IODEF Method Zoom¶
Incident- Contact
- Method
- Assessment
- EventData
- History
Method Class¶
The Method class describes the methodology used by the intruder to perpetrate the events of the incident. This class consists of a list of references describing the attack method and a free form description of the technique.
The Method class is composed of three aggregate classes.¶
- Reference
Zero or many. A reference to a vulnerability, malware sample, advisory, or analysis of an attack technique.
- Description
Zero or many. ML_STRING. A free-form text description of the methodology used by the intruder.
- AdditionalData
Zero or many. A mechanism by which to extend the data model.
Either an instance of the Reference or Description class MUST be present.

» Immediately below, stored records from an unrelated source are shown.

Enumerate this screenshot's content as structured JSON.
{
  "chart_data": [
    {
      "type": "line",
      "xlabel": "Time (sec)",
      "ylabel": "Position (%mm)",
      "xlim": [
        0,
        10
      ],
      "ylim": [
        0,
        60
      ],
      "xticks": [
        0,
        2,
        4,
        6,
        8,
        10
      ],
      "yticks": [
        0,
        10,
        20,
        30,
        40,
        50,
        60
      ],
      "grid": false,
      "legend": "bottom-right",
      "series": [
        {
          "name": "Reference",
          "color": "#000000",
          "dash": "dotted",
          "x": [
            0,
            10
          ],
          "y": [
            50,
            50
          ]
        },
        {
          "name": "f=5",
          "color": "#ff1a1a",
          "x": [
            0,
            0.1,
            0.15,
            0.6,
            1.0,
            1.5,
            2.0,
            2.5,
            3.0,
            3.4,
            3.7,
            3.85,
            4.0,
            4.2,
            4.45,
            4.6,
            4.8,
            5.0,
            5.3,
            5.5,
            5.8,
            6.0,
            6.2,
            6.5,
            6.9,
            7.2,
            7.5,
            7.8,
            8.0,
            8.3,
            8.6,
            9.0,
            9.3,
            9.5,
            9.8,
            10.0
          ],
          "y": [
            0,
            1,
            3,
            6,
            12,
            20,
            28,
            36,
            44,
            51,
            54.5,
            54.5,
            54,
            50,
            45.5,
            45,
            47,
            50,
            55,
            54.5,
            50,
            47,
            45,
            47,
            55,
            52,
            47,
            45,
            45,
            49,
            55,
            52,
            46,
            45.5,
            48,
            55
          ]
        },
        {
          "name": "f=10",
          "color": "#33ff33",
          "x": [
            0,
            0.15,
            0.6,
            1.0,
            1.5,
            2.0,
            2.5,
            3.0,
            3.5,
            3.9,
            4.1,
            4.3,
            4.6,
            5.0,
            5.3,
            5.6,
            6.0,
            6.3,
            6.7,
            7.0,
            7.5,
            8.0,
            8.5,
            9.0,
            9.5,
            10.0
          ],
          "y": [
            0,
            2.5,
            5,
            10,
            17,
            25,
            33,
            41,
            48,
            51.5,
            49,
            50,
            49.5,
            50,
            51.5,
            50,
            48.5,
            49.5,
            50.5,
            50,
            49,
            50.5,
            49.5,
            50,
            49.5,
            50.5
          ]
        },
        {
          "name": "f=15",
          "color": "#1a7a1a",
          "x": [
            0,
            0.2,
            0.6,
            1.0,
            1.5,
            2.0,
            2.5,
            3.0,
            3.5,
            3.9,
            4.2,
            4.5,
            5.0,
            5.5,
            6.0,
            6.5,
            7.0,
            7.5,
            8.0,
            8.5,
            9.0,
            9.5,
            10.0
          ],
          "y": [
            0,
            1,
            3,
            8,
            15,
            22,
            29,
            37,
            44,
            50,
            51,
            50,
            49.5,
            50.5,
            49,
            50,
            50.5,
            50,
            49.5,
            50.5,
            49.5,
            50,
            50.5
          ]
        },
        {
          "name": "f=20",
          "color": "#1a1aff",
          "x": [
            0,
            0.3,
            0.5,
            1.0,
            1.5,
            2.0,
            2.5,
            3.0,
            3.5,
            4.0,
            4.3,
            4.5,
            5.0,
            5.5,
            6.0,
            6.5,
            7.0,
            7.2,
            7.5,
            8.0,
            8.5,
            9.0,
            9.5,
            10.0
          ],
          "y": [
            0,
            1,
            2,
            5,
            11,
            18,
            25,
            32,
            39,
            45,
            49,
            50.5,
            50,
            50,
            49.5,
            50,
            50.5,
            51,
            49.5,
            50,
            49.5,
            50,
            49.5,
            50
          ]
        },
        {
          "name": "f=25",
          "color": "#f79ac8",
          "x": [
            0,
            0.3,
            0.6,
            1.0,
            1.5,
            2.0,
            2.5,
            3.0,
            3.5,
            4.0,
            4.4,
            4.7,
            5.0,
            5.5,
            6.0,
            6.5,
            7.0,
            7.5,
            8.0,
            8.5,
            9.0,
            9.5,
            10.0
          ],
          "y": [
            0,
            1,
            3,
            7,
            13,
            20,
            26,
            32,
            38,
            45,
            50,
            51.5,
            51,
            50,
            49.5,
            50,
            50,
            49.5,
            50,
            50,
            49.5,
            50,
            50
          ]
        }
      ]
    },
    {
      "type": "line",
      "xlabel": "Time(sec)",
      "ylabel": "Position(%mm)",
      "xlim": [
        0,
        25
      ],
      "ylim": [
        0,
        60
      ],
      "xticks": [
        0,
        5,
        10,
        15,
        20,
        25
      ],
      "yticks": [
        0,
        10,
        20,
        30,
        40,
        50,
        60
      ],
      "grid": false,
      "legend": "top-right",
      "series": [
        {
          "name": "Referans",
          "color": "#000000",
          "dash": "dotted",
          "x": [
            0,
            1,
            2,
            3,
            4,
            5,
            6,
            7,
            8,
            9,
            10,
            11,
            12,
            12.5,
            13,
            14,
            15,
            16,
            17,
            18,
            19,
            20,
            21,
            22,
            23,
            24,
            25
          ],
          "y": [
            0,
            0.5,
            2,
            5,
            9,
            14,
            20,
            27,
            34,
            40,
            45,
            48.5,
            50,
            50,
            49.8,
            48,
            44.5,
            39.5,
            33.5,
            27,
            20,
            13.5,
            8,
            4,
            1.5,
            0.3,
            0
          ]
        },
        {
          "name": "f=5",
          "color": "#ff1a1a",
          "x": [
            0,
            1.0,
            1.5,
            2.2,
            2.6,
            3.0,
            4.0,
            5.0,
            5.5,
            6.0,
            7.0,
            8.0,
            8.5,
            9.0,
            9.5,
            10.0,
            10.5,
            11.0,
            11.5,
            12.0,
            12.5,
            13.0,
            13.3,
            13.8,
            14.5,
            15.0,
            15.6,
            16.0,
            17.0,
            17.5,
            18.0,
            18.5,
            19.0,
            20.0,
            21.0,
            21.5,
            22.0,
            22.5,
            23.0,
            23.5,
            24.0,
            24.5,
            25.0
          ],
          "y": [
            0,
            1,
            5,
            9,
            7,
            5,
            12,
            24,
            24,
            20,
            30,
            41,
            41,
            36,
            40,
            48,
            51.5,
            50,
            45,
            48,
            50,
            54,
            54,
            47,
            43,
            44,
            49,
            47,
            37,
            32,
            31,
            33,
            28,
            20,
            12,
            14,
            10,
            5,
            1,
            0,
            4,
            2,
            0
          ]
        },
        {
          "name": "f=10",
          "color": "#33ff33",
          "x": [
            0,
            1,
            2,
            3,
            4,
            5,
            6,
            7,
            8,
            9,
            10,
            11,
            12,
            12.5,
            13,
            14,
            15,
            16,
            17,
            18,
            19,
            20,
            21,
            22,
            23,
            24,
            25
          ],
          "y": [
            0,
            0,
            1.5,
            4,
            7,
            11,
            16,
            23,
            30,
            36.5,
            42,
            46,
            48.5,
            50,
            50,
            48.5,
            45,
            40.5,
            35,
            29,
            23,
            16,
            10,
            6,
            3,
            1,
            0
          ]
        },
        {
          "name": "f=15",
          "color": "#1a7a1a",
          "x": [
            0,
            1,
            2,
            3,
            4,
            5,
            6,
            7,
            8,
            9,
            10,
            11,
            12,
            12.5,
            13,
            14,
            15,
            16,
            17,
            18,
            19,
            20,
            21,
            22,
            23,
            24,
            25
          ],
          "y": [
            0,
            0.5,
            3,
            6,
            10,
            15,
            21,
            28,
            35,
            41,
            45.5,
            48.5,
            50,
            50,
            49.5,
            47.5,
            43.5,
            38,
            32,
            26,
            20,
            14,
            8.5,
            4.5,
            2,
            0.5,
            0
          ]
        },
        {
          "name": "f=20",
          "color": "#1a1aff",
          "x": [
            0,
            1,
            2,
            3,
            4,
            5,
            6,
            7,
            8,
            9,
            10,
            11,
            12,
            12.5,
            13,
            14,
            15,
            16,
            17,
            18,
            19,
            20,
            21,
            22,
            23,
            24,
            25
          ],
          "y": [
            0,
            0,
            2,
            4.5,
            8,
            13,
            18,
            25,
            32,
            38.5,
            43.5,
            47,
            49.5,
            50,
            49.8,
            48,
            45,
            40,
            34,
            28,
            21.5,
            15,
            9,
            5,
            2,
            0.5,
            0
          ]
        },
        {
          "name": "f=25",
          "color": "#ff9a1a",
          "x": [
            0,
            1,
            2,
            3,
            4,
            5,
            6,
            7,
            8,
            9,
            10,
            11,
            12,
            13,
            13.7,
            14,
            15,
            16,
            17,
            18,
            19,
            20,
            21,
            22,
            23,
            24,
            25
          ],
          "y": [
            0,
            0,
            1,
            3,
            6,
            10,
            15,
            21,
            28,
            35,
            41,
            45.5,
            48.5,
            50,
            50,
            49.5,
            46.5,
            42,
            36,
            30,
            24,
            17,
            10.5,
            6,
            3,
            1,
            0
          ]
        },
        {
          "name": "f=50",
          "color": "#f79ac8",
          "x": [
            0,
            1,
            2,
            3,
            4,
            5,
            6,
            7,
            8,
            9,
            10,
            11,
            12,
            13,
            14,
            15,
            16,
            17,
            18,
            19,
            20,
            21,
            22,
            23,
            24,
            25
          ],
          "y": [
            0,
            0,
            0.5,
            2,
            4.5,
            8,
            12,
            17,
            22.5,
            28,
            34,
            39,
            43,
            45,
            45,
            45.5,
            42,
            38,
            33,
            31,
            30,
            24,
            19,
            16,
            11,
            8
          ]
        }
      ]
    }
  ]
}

The Method class has one attribute:¶
- restriction
Optional. ENUM. This attribute is defined in Incident Class.
Reference Class¶
The Reference class is a reference to a vulnerability, IDS alert, malware sample, advisory, or attack technique. A reference consists of a name, a URL to this reference, and an optional description.
The aggregate classes that constitute Reference:¶
- ReferenceName
One. ML_STRING. Name of the reference.
- URL
Zero or many. URL. A URL associated with the reference.
- Description
Zero or many. ML_STRING. A free-form text description of this reference.